You could argue that to make truly great music a musician has to go through pain. Without experiencing the pain songs can ring false, sound like a love poem written by someone who has never been in love. Pain, it would seem, gives them a depth of experience, and a new perspective, which allows them to make songs that are relatable, poignant, and authentic. If pain is truly a prerequisite for great songwriting, Ezra Carey should be the Shakespeare of song. The journey to his first album, Though the Fire Keeps Us Warm, sounds like the second half of an episode of Behind the Music. Fortunately for Carey his troubles seem to be behind him, and with the album’s pending release his future seems to be bright.
Ezra Carey’s pain started after he graduated from college. He played coffee shops and bars around Portland, OR to make ends meet. His father was hospitalized for over three years, ultimately dying on Thanksgiving. Like many before him, to cope with the pain Carey turned to pills and booze. Eventually even those wouldn’t keep the pain at bay, so he took an extra large dose in an attempt to escape it forever. His girlfriend heard his heart stop beating and managed to revive him, but couldn’t deal with the aftermath.

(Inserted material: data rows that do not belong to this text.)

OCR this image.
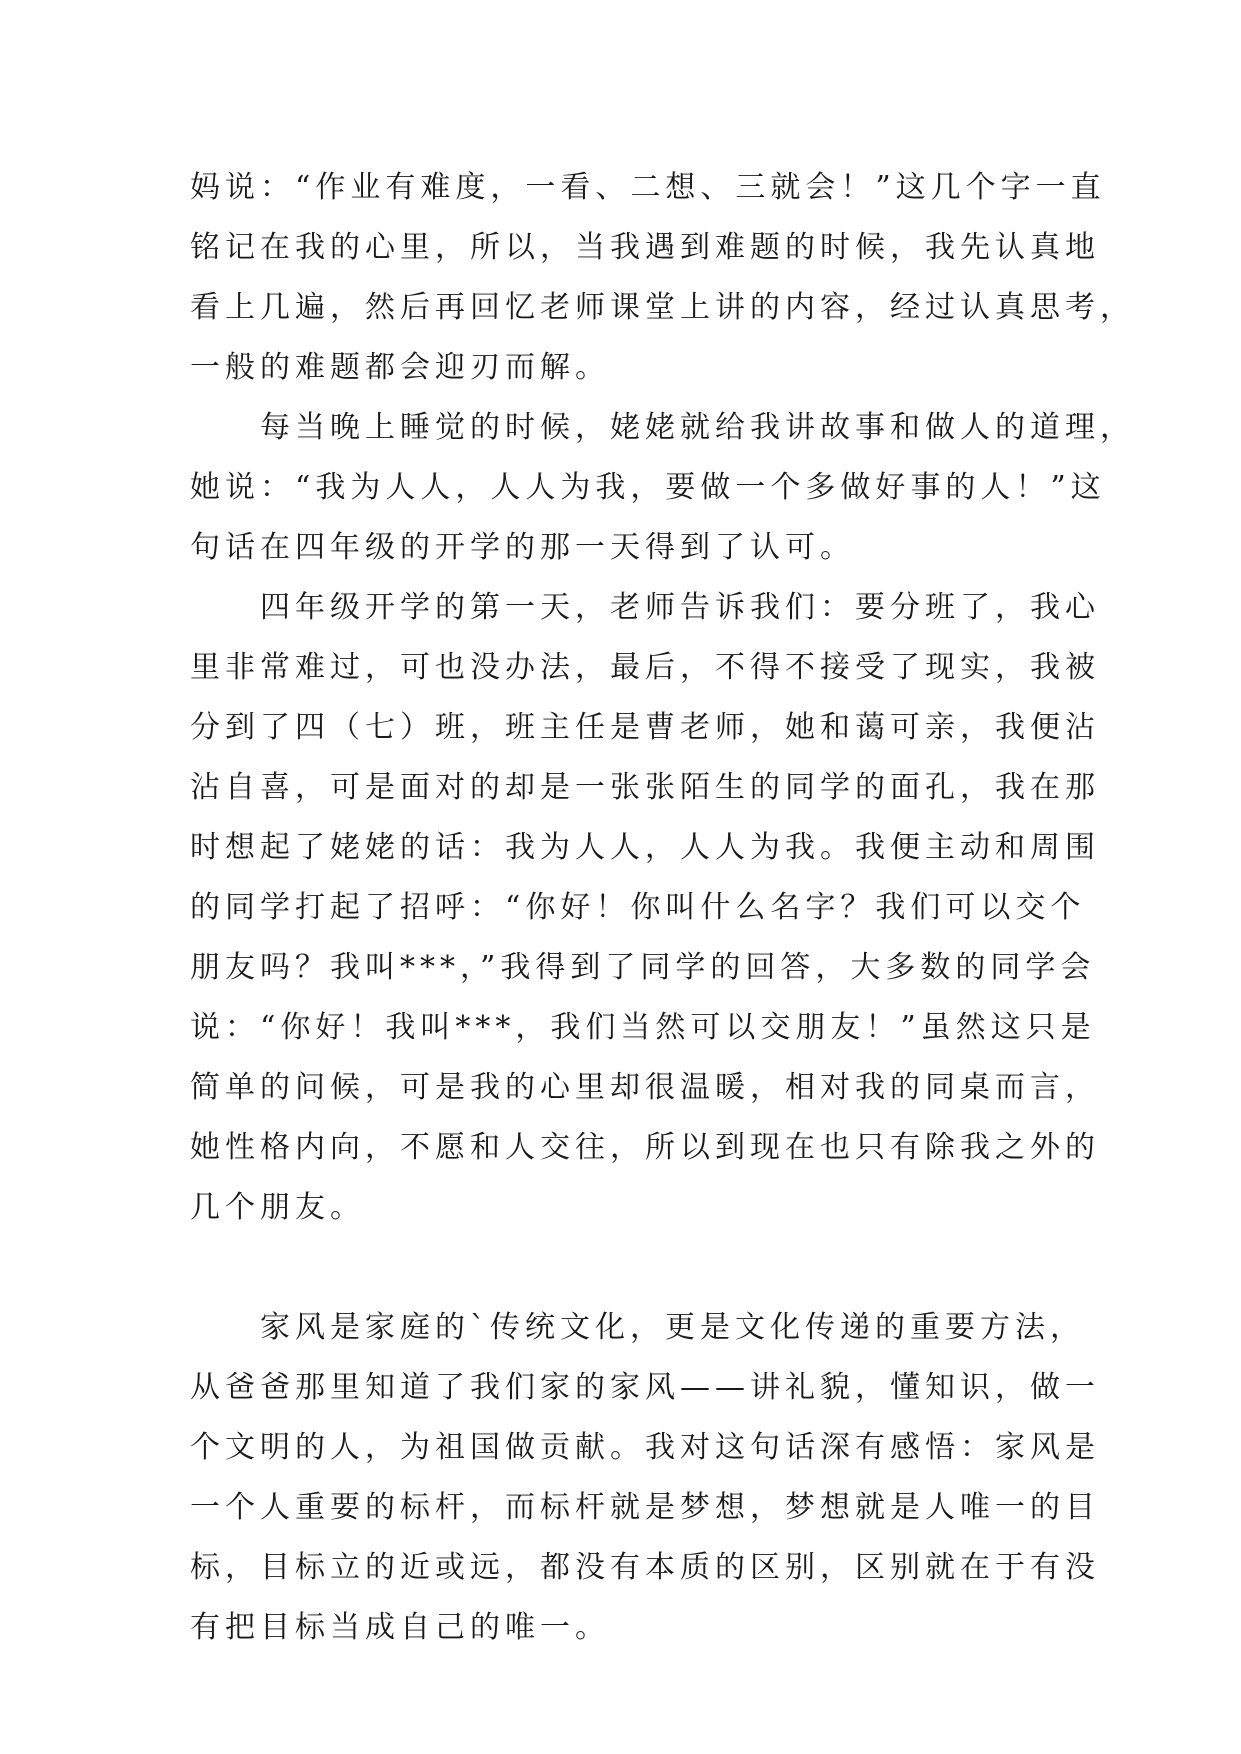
妈说：“作业有难度，一看、二想、三就会！”这几个字一直
铭记在我的心里，所以，当我遇到难题的时候，我先认真地
看上几遍，然后再回忆老师课堂上讲的内容，经过认真思考，
一般的难题都会迎刃而解。
　　每当晚上睡觉的时候，姥姥就给我讲故事和做人的道理，
她说：“我为人人，人人为我，要做一个多做好事的人！”这
句话在四年级的开学的那一天得到了认可。
　　四年级开学的第一天，老师告诉我们：要分班了，我心
里非常难过，可也没办法，最后，不得不接受了现实，我被
分到了四（七）班，班主任是曹老师，她和蔼可亲，我便沾
沾自喜，可是面对的却是一张张陌生的同学的面孔，我在那
时想起了姥姥的话：我为人人，人人为我。我便主动和周围
的同学打起了招呼：“你好！你叫什么名字？我们可以交个
朋友吗？我叫***，”我得到了同学的回答，大多数的同学会
说：“你好！我叫***，我们当然可以交朋友！”虽然这只是
简单的问候，可是我的心里却很温暖，相对我的同桌而言，
她性格内向，不愿和人交往，所以到现在也只有除我之外的
几个朋友。
　　家风是家庭的`传统文化，更是文化传递的重要方法，
从爸爸那里知道了我们家的家风——讲礼貌，懂知识，做一
个文明的人，为祖国做贡献。我对这句话深有感悟：家风是
一个人重要的标杆，而标杆就是梦想，梦想就是人唯一的目
标，目标立的近或远，都没有本质的区别，区别就在于有没
有把目标当成自己的唯一。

When she left he was forced to deal with his problems, alone, and he decided to fix them. Rather than escape the pain, he would exorcise it by writing songs about it, letting it go through music. Thus was born Though the Fire Keeps Us Warm.
With this story as the backdrop, you’d expect the album to be full of self pity, but it’s not. The songs acknowledge his problems, but manage to exude persistence and hope for the future. They ring with a depth of emotion that’s impossible to fake. You can hear in his lyrics and vocals that he has lived every bit of it, but is determined to go on.